La pluralité des regards portés sur la mort, visible dans l’ensemble du recueil,

s’organise en une visée significative dans la section La Mort. Guère d’espoir, mais pas de

néant non plus. Baudelaire n’est pas Mallarmé et les derniers vers du Voyage, clôture

magistrale de tout le recueil viennent si l’on en doutait encore après l’analyse de ce thème

dans le recueil et la section qui lui est consacrée que cette plongée vers la mort, ce « choix

existentiel » de Baudelaire dont parlait Sartre et que précisa Bonnefoy est moins celle d’un

athée recherchant l’oubli que d’un homme agnostique et curieux :

Verse-nous ton poison pour qu’il nous réconforte !

Nous voulons, tant ce feu nous brûle le cerveau,

Plonger au fond du gouffre, Enfer ou Ciel, qu’importe ?

Au fond de l’Inconnu pour trouver du nouveau !
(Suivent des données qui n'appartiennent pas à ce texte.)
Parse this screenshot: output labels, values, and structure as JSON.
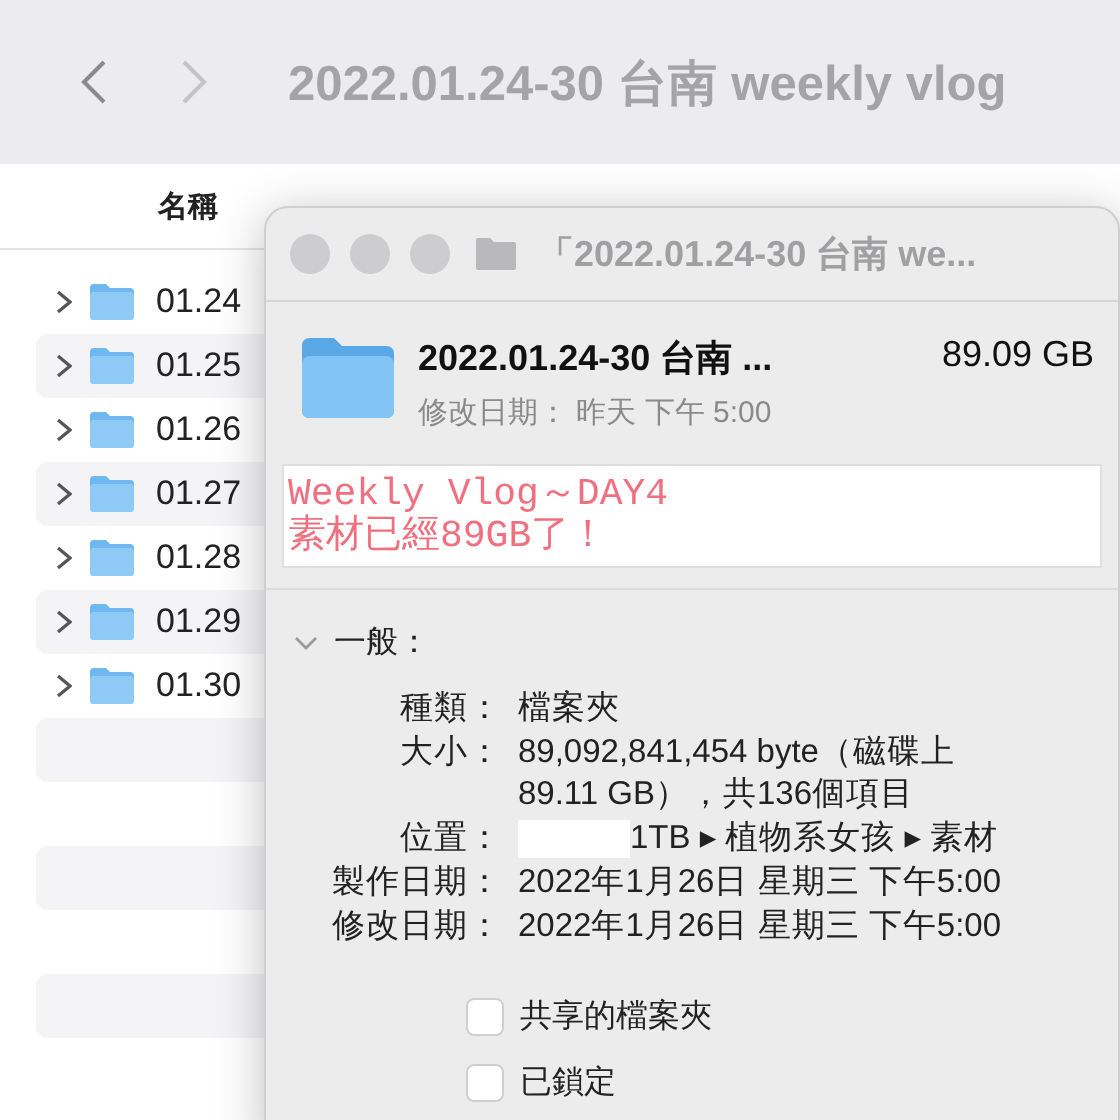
{
  "finder": {
    "title": "2022.01.24-30 台南 weekly vlog",
    "column_header": "名稱",
    "rows": [
      {
        "name": "01.24",
        "expanded": false
      },
      {
        "name": "01.25",
        "expanded": false
      },
      {
        "name": "01.26",
        "expanded": false
      },
      {
        "name": "01.27",
        "expanded": false
      },
      {
        "name": "01.28",
        "expanded": false
      },
      {
        "name": "01.29",
        "expanded": false
      },
      {
        "name": "01.30",
        "expanded": false
      }
    ]
  },
  "info_window": {
    "title": "「2022.01.24-30 台南 we...",
    "name": "2022.01.24-30 台南 ...",
    "size": "89.09 GB",
    "modified": "修改日期： 昨天 下午 5:00",
    "comments": [
      "Weekly Vlog～DAY4",
      "素材已經89GB了！"
    ],
    "section": {
      "label": "一般：",
      "expanded": true
    },
    "fields": [
      {
        "kind": "text",
        "label": "種類：",
        "lines": [
          "檔案夾"
        ]
      },
      {
        "kind": "text",
        "label": "大小：",
        "lines": [
          "89,092,841,454 byte（磁碟上",
          "89.11 GB），共136個項目"
        ]
      },
      {
        "kind": "redacted_path",
        "label": "位置：",
        "lines": [
          "1TB ▸ 植物系女孩 ▸ 素材"
        ]
      },
      {
        "kind": "text",
        "label": "製作日期：",
        "lines": [
          "2022年1月26日 星期三 下午5:00"
        ]
      },
      {
        "kind": "text",
        "label": "修改日期：",
        "lines": [
          "2022年1月26日 星期三 下午5:00"
        ]
      }
    ],
    "checkboxes": [
      {
        "label": "共享的檔案夾",
        "checked": false
      },
      {
        "label": "已鎖定",
        "checked": false
      }
    ]
  }
}
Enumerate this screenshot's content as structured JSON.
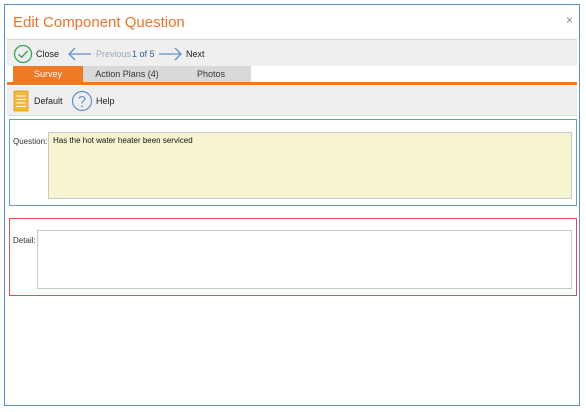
{
  "dialog": {
    "title": "Edit Component Question",
    "close_glyph": "×"
  },
  "toolbar": {
    "close_label": "Close",
    "previous_label": "Previous",
    "page_indicator": "1 of 5",
    "next_label": "Next",
    "icons": {
      "close": "check-circle-icon",
      "previous": "arrow-left-icon",
      "next": "arrow-right-icon"
    }
  },
  "tabs": [
    {
      "label": "Survey",
      "active": true
    },
    {
      "label": "Action Plans (4)",
      "active": false
    },
    {
      "label": "Photos",
      "active": false
    }
  ],
  "toolbar2": {
    "default_label": "Default",
    "help_label": "Help",
    "icons": {
      "default": "document-icon",
      "help": "question-circle-icon"
    }
  },
  "question": {
    "label": "Question:",
    "value": "Has the hot water heater been serviced"
  },
  "detail": {
    "label": "Detail:",
    "value": ""
  },
  "colors": {
    "accent": "#ef7a26",
    "title": "#e8742b",
    "frame": "#5b8fc9",
    "question_border": "#6e9ad4",
    "detail_border": "#dc4a60",
    "question_bg": "#f7f5d0"
  }
}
C’est dans la fragilité de cette foi, abstraite et intermittente, que nait la curiosité

baudelairienne (laquelle ne saurait pour autant être prise pour un synonyme d’espérance,

n’ayant que trop peu en elle de la vertu théologale en question) de trouver quelque chose et

non le néant. L’avant-dernier vers laisse une apparente ambigüité : que peut désigner

« plonger dans le gouffre »? La voix poétique cherche-t-elle à montrer que le Ciel, autant que

l’Enfer, puisse être un gouffre? C’est plutôt, selon nous, la mort elle-même qui est désignée

par ce terme.

Quelque soit les oscillations métaphysiques du poète, il est une constante : au-delà de

la révolte, la voix baudelairienne est souvent, en effet - malgré le fard du thème choisi pour le

recueil et grâce à lui - celle d’une « exigence morale », en l’occurrence une recherche de la

vérité. Cette exigence est presque systématiquement associée au travail poétique :

« Au dionysiaque profond s’est mêlé une sorte de jansénisme. Mais aussi bien dans le désespoir se

reforme l’idée encore obscurcit de salut. Baudelaire pressent que la vérité est proche. Il brûle, si je puis dire, il

est le plus grand poète, sauvage, exact… Et pourtant il ne peut déchirer le triste voile. » (Bonnefoy,

L’Improbable)

On a déjà vu que cette « sorte de jansénisme » était perceptible, émergeait assez

clairement, dans les trois dernières strophes des Phares où l’art (et donc la poésie) y est défini

comme un cri de l’humanité devant la mort, cri plus que chant sans doute à cause de

l’absence de réponse divine. En cela encore Baudelaire est le père de la modernité.

Devant cette impossibilité de « déchirer le voile » de la mort, la voix poétique des

Fleurs du mal ne s’achève pas avec Le Goût du Néant, mais avec Le Voyage. Et c’est un

signe qui a autant de valeur métaphysique que poétique.